Um zurück auf das Plastiktütenbeispiel zu kommen: eine Plastiktüte ist nicht umweltschädlicher als eine Papiertüte, wahrscheinlich sogar umweltschonender. Dieses Paradoxon liegt in den Kosten der Herstellung begraben; für beide wird fast gleich viel Energie aufgewandt. Während aber die Plastiktüten mehrfach benutzbar sind, wirft man die Papiertüte nach Einmalgebrauch meist weg.
Genauso steht es in der großen Politik: statt Emissionen zu beschränken, indem neue Filter in Kamine eingebaut oder der Schadstoffausstoß der Autos begrenzt wird, werden Randbereiche wie der Flugverkehr eingebracht und zur Chefsache erklärt. Dadurch beruhigt man nicht nur das eigene Gewissen, sondern vor allem das der Wähler. Ist doch toll. Nur bringt es keinen Schritt weiter.

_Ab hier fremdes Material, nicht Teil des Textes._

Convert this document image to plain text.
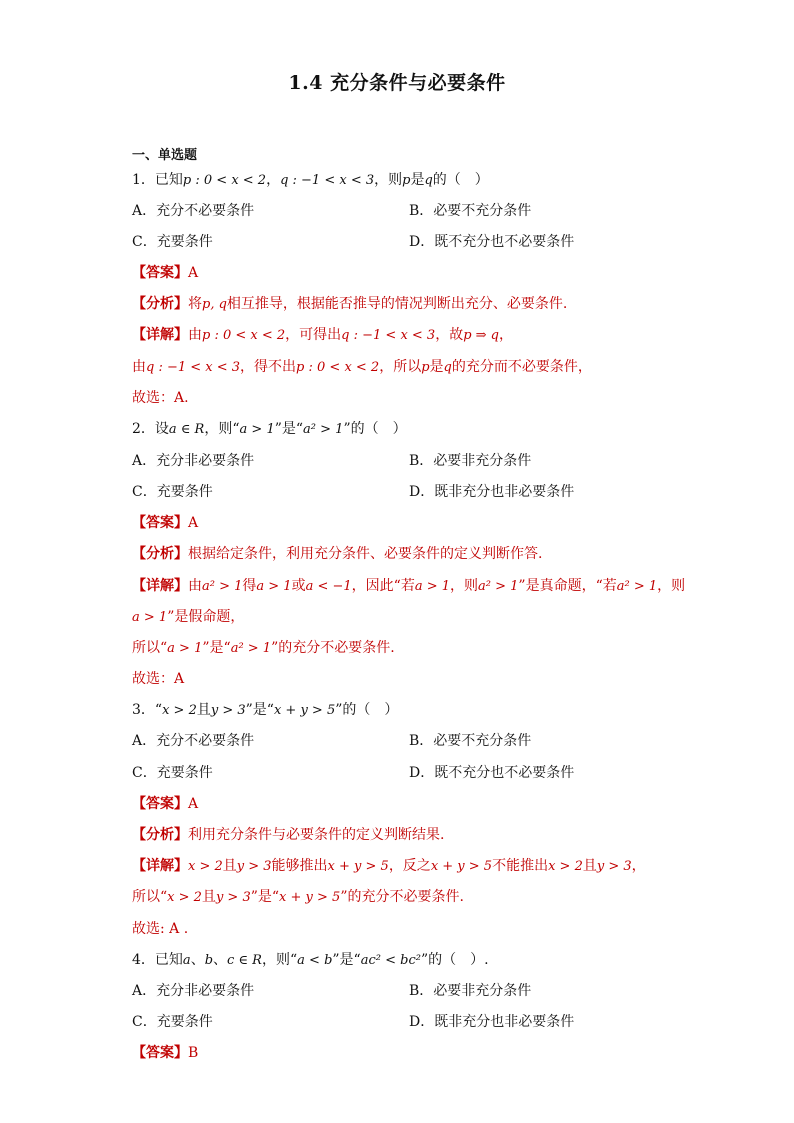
1.4 充分条件与必要条件
一、单选题
1．已知p : 0 < x < 2，q : −1 < x < 3，则p是q的（　）
A．充分不必要条件	B．必要不充分条件
C．充要条件	D．既不充分也不必要条件
【答案】A
【分析】将p, q相互推导，根据能否推导的情况判断出充分、必要条件.
【详解】由p : 0 < x < 2，可得出q : −1 < x < 3，故p ⇒ q，
由q : −1 < x < 3，得不出p : 0 < x < 2，所以p是q的充分而不必要条件，
故选：A.
2．设a ∈ R，则“a > 1”是“a² > 1”的（　）
A．充分非必要条件	B．必要非充分条件
C．充要条件	D．既非充分也非必要条件
【答案】A
【分析】根据给定条件，利用充分条件、必要条件的定义判断作答.
【详解】由a² > 1得a > 1或a < −1，因此“若a > 1，则a² > 1”是真命题，“若a² > 1，则
a > 1”是假命题，
所以“a > 1”是“a² > 1”的充分不必要条件.
故选：A
3．“x > 2且y > 3”是“x + y > 5”的（　）
A．充分不必要条件	B．必要不充分条件
C．充要条件	D．既不充分也不必要条件
【答案】A
【分析】利用充分条件与必要条件的定义判断结果.
【详解】x > 2且y > 3能够推出x + y > 5，反之x + y > 5不能推出x > 2且y > 3，
所以“x > 2且y > 3”是“x + y > 5”的充分不必要条件.
故选: A .
4．已知a、b、c ∈ R，则“a < b”是“ac² < bc²”的（　）.
A．充分非必要条件	B．必要非充分条件
C．充要条件	D．既非充分也非必要条件
【答案】B
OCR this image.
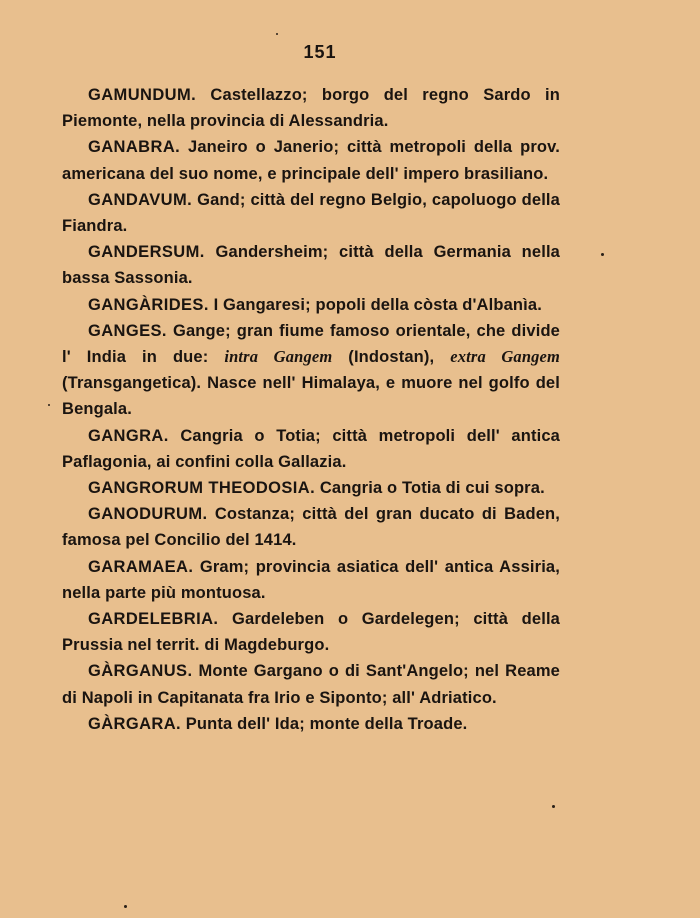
151

GAMUNDUM. Castellazzo; borgo del regno Sardo in Piemonte, nella provincia di Alessandria.

GANABRA. Janeiro o Janerio; città metropoli della prov. americana del suo nome, e principale dell' impero brasiliano.

GANDAVUM. Gand; città del regno Belgio, capoluogo della Fiandra.

GANDERSUM. Gandersheim; città della Germania nella bassa Sassonia.

GANGÀRIDES. I Gangaresi; popoli della còsta d'Albanìa.

GANGES. Gange; gran fiume famoso orientale, che divide l' India in due: intra Gangem (Indostan), extra Gangem (Transgangetica). Nasce nell' Himalaya, e muore nel golfo del Bengala.

GANGRA. Cangria o Totia; città metropoli dell' antica Paflagonia, ai confini colla Gallazia.

GANGRORUM THEODOSIA. Cangria o Totia di cui sopra.

GANODURUM. Costanza; città del gran ducato di Baden, famosa pel Concilio del 1414.

GARAMAEA. Gram; provincia asiatica dell' antica Assiria, nella parte più montuosa.

GARDELEBRIA. Gardeleben o Gardelegen; città della Prussia nel territ. di Magdeburgo.

GÀRGANUS. Monte Gargano o di Sant'Angelo; nel Reame di Napoli in Capitanata fra Irio e Siponto; all' Adriatico.

GÀRGARA. Punta dell' Ida; monte della Troade.
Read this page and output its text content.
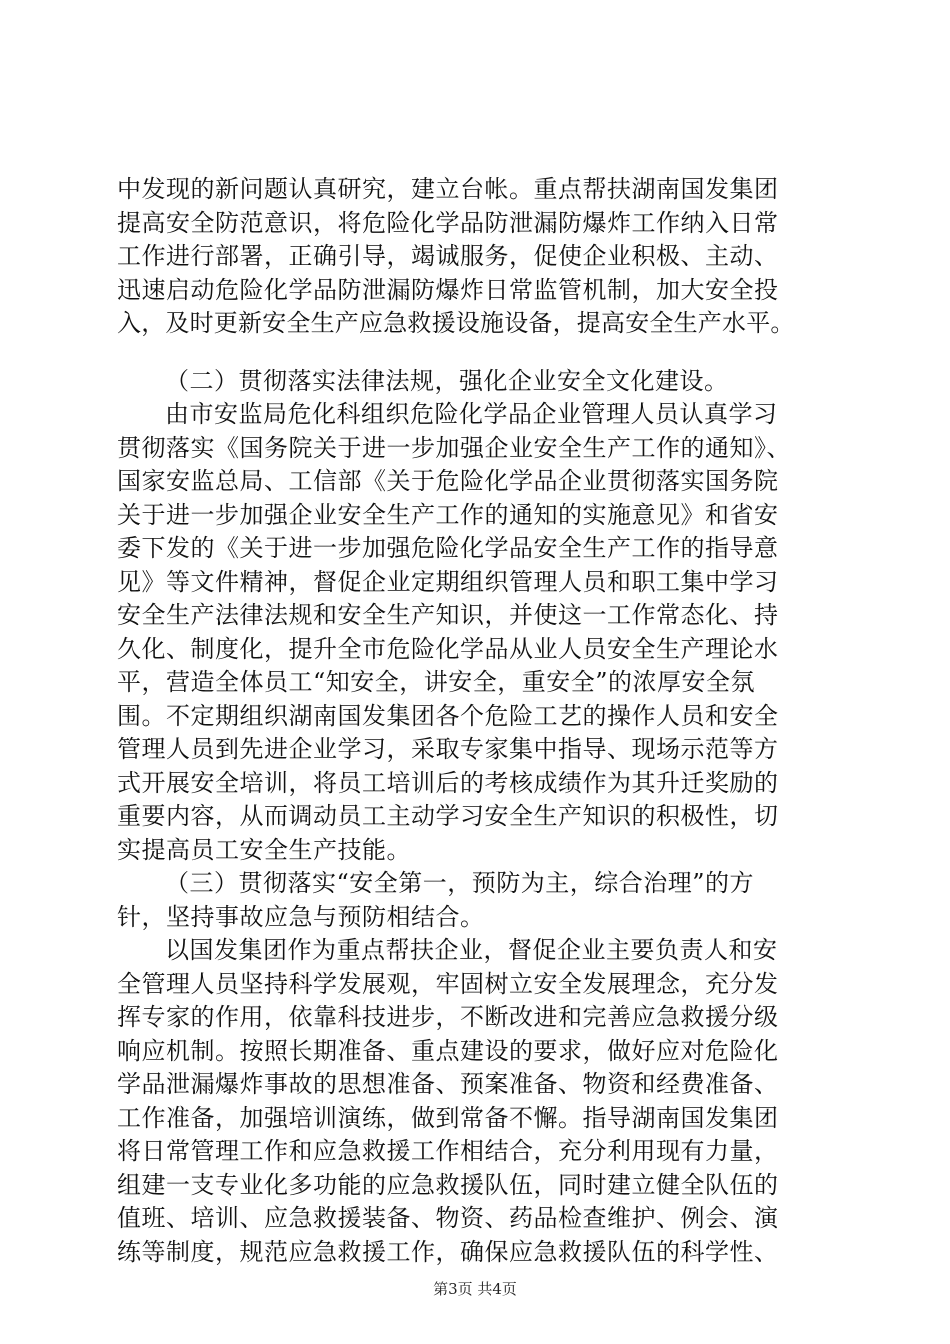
中发现的新问题认真研究，建立台帐。重点帮扶湖南国发集团
提高安全防范意识，将危险化学品防泄漏防爆炸工作纳入日常
工作进行部署，正确引导，竭诚服务，促使企业积极、主动、
迅速启动危险化学品防泄漏防爆炸日常监管机制，加大安全投
入，及时更新安全生产应急救援设施设备，提高安全生产水平。
（二）贯彻落实法律法规，强化企业安全文化建设。
由市安监局危化科组织危险化学品企业管理人员认真学习
贯彻落实《国务院关于进一步加强企业安全生产工作的通知》、
国家安监总局、工信部《关于危险化学品企业贯彻落实国务院
关于进一步加强企业安全生产工作的通知的实施意见》和省安
委下发的《关于进一步加强危险化学品安全生产工作的指导意
见》等文件精神，督促企业定期组织管理人员和职工集中学习
安全生产法律法规和安全生产知识，并使这一工作常态化、持
久化、制度化，提升全市危险化学品从业人员安全生产理论水
平，营造全体员工“知安全，讲安全，重安全”的浓厚安全氛
围。不定期组织湖南国发集团各个危险工艺的操作人员和安全
管理人员到先进企业学习，采取专家集中指导、现场示范等方
式开展安全培训，将员工培训后的考核成绩作为其升迁奖励的
重要内容，从而调动员工主动学习安全生产知识的积极性，切
实提高员工安全生产技能。
（三）贯彻落实“安全第一，预防为主，综合治理”的方
针，坚持事故应急与预防相结合。
以国发集团作为重点帮扶企业，督促企业主要负责人和安
全管理人员坚持科学发展观，牢固树立安全发展理念，充分发
挥专家的作用，依靠科技进步，不断改进和完善应急救援分级
响应机制。按照长期准备、重点建设的要求，做好应对危险化
学品泄漏爆炸事故的思想准备、预案准备、物资和经费准备、
工作准备，加强培训演练，做到常备不懈。指导湖南国发集团
将日常管理工作和应急救援工作相结合，充分利用现有力量，
组建一支专业化多功能的应急救援队伍，同时建立健全队伍的
值班、培训、应急救援装备、物资、药品检查维护、例会、演
练等制度，规范应急救援工作，确保应急救援队伍的科学性、
第3页 共4页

Es gäbe da noch sehr viel mehr Möglichkeiten. Zum Beispiel eine umfassende Isolation von Altbauten oder Abriss und Neubau, wenn das bei der Substanz nicht mehr lohnt. Auch gibt es in vielen Städten bis heute alte Sozialbauten, wo noch mit Köhle, Holz und Öl oder Nachtspeicher- Elektroheizungen geheizt wird statt mit Zentralheizung. Ebenso der Unsinn mit Durchlauferhitzern, mit Strom, bei dem schon Wärme entsteht, erneut Wärme zu erzeugen, gleiches bei Herden, wo Induktionsfelder sparsamer wären. Oder nimm nur eine Umstellung von Lichtschaltern auf Bewegungssensoren mit "Hold"-Taste, Wärmetauscher bei der Frischluftzufuhr etc.pp. Aber das kostet halt alles, genauso wie Strom und öffentliche Verkehrsmittel. Da man aber immer weiter die Zügel aus der Hand in die gierigen Griffel der Privatwirtschaft und Heuschrecken-Investoren geht, macht man an sich eine durch und durch schizophrene Politik, die nur ein Ziel hat: die Massen mit dämlichem Aktionismus beruhigen und für Wachstum und Rendite so weitermachen wie bisher.